Sicher, neben der fachlichen Kompetenz ist dieser Pioniergeist entscheidend bei der Bestellung der Professoren. Denn Pioniergeist gehört auch zu unserer DNA. Er muss aber durchgängig gehalten werden, nicht nur auf Professorenebene. Zum Pioniergeist gehört, dass nicht alles in so einem Projekt mit Geld abzugelten ist. Aber wir sind in der Medizin mit einem System konfrontiert, das stark finanziell reglementiert ist. - Die politische Lage in Österreich ist, anders als in den Jahrzehnten zuvor, äußerst labil – wie sollen die Unis darauf reagieren? Im Elfenbeinturm bleiben? Oder sich einmischen?
Die Universitäten müssen ihre gesellschaftspolitische Verantwortung stärker wahrnehmen und im öffentlichen Diskurs viel präsenter sein.
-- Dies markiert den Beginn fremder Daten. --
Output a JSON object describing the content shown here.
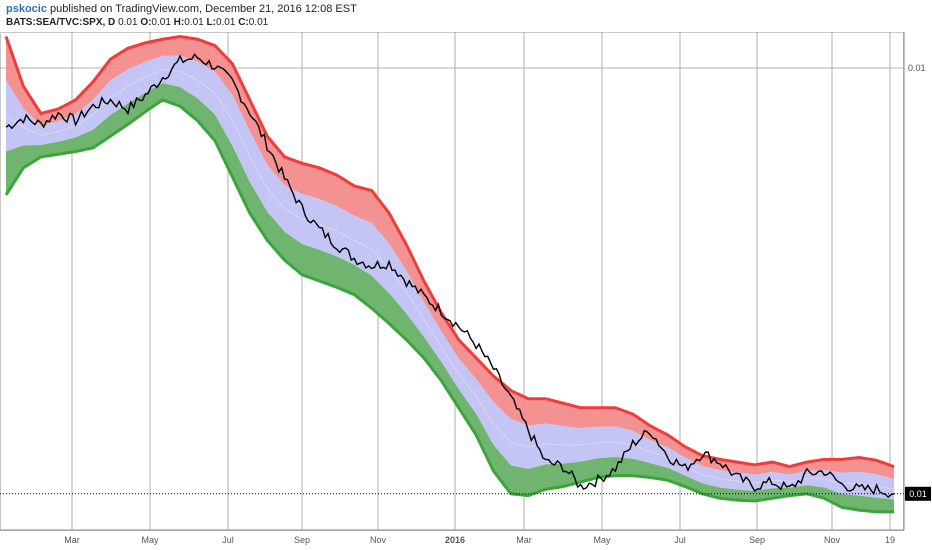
{
  "header": {
    "author": "pskocic",
    "published": "published on TradingView.com, December 21, 2016 12:08 EST",
    "symbol": "BATS:SEA/TVC:SPX, D",
    "value": "0.01",
    "o_label": "O:",
    "o": "0.01",
    "h_label": "H:",
    "h": "0.01",
    "l_label": "L:",
    "l": "0.01",
    "c_label": "C:",
    "c": "0.01"
  },
  "price_axis": {
    "top_label": "0.01",
    "current_label": "0.01"
  },
  "colors": {
    "upper_band": "#f03c3c",
    "upper_fill": "#f38c8c",
    "mid_fill": "#c4c4f5",
    "lower_fill": "#6fb56f",
    "lower_band": "#3ba53b",
    "price": "#000000",
    "grid": "#9a9a9a"
  },
  "chart_data": {
    "type": "line",
    "x_ticks": [
      "Mar",
      "May",
      "Jul",
      "Sep",
      "Nov",
      "2016",
      "Mar",
      "May",
      "Jul",
      "Sep",
      "Nov",
      "19"
    ],
    "y_ticks": [
      "0.01",
      "0.01"
    ],
    "series": [
      {
        "values": [
          0.01295,
          0.01305,
          0.01298,
          0.0131,
          0.01302,
          0.01318,
          0.01325,
          0.01315,
          0.0133,
          0.0135,
          0.01368,
          0.01372,
          0.01362,
          0.01345,
          0.01312,
          0.01275,
          0.01238,
          0.01205,
          0.01182,
          0.01165,
          0.0115,
          0.01142,
          0.01145,
          0.01125,
          0.01108,
          0.01092,
          0.01075,
          0.01055,
          0.01028,
          0.00995,
          0.0096,
          0.00925,
          0.0092,
          0.00898,
          0.00905,
          0.00918,
          0.00945,
          0.0096,
          0.00932,
          0.00918,
          0.00935,
          0.00925,
          0.00908,
          0.00898,
          0.00903,
          0.00895,
          0.00912,
          0.00915,
          0.009,
          0.00895,
          0.00895,
          0.0089
        ]
      },
      {
        "name": "Upper band",
        "values": [
          0.01395,
          0.0134,
          0.0131,
          0.01315,
          0.01325,
          0.01345,
          0.0137,
          0.01382,
          0.01388,
          0.01392,
          0.01395,
          0.01392,
          0.01385,
          0.01365,
          0.01325,
          0.01285,
          0.01262,
          0.01255,
          0.0125,
          0.01242,
          0.0123,
          0.01225,
          0.012,
          0.01165,
          0.01125,
          0.0109,
          0.0106,
          0.0104,
          0.0102,
          0.01004,
          0.00995,
          0.00995,
          0.0099,
          0.00985,
          0.00985,
          0.00985,
          0.00978,
          0.00965,
          0.00955,
          0.00942,
          0.00932,
          0.00928,
          0.00925,
          0.00922,
          0.00925,
          0.0092,
          0.00925,
          0.00928,
          0.00928,
          0.0093,
          0.00927,
          0.0092
        ]
      },
      {
        "name": "Lower band",
        "values": [
          0.0122,
          0.0125,
          0.01262,
          0.01265,
          0.01268,
          0.01272,
          0.01285,
          0.01298,
          0.01312,
          0.01325,
          0.01318,
          0.01302,
          0.0128,
          0.0124,
          0.012,
          0.0117,
          0.01148,
          0.01132,
          0.01125,
          0.01118,
          0.0111,
          0.01095,
          0.01078,
          0.0106,
          0.0104,
          0.01015,
          0.00985,
          0.00955,
          0.00915,
          0.0089,
          0.00888,
          0.00895,
          0.00898,
          0.00903,
          0.00908,
          0.0091,
          0.0091,
          0.00908,
          0.00905,
          0.00898,
          0.0089,
          0.00885,
          0.00883,
          0.00882,
          0.00885,
          0.00888,
          0.0089,
          0.00885,
          0.00875,
          0.00872,
          0.0087,
          0.0087
        ]
      }
    ],
    "ylim": [
      0.0085,
      0.014
    ],
    "grid": true
  }
}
Es gibt ein unglaubliches Bedürfnis nach Vereinfachung, das auch von der einen oder anderen Partei klar als politisches Instrument genutzt wird. Daher ist es die gesellschaftliche Verpflichtung der Universitäten zu vermitteln, dass die Welt unglaublich komplex geworden ist – und zwar in einer Sprache, die die Menschen verstehen. - Wenn Sie auf die kommenden 50 Jahre blicken: Welche drei Schlagworte sollen für die JKU prägend sein?
Europäische Spitze, visionäre Forschung und Lehre, Platz zum Wohlfühlen. Letzteres heißt ganz banal: Der Campus muss sexy sein. Junge Menschen müssen sagen: Andere Städte mögen größer sein, aber der Campus der Linzer Uni ist der spannendste in ganz Österreich.
Zur Person: Meinhard Lukas ist international renommierter Zivilrechtsexperte. Der 46-jährige gebürtige Welser ist seit Oktober 2015 Rektor an der Linzer Johannes Kepler Universität. Er ist gefragter Rechtsgutachter, auf seine Expertise vertrauen internationale Konzerne wie EADS. Zudem beriet er bis Juni 2013 die Stadt Linz im Swap-Streit mit der Bawag.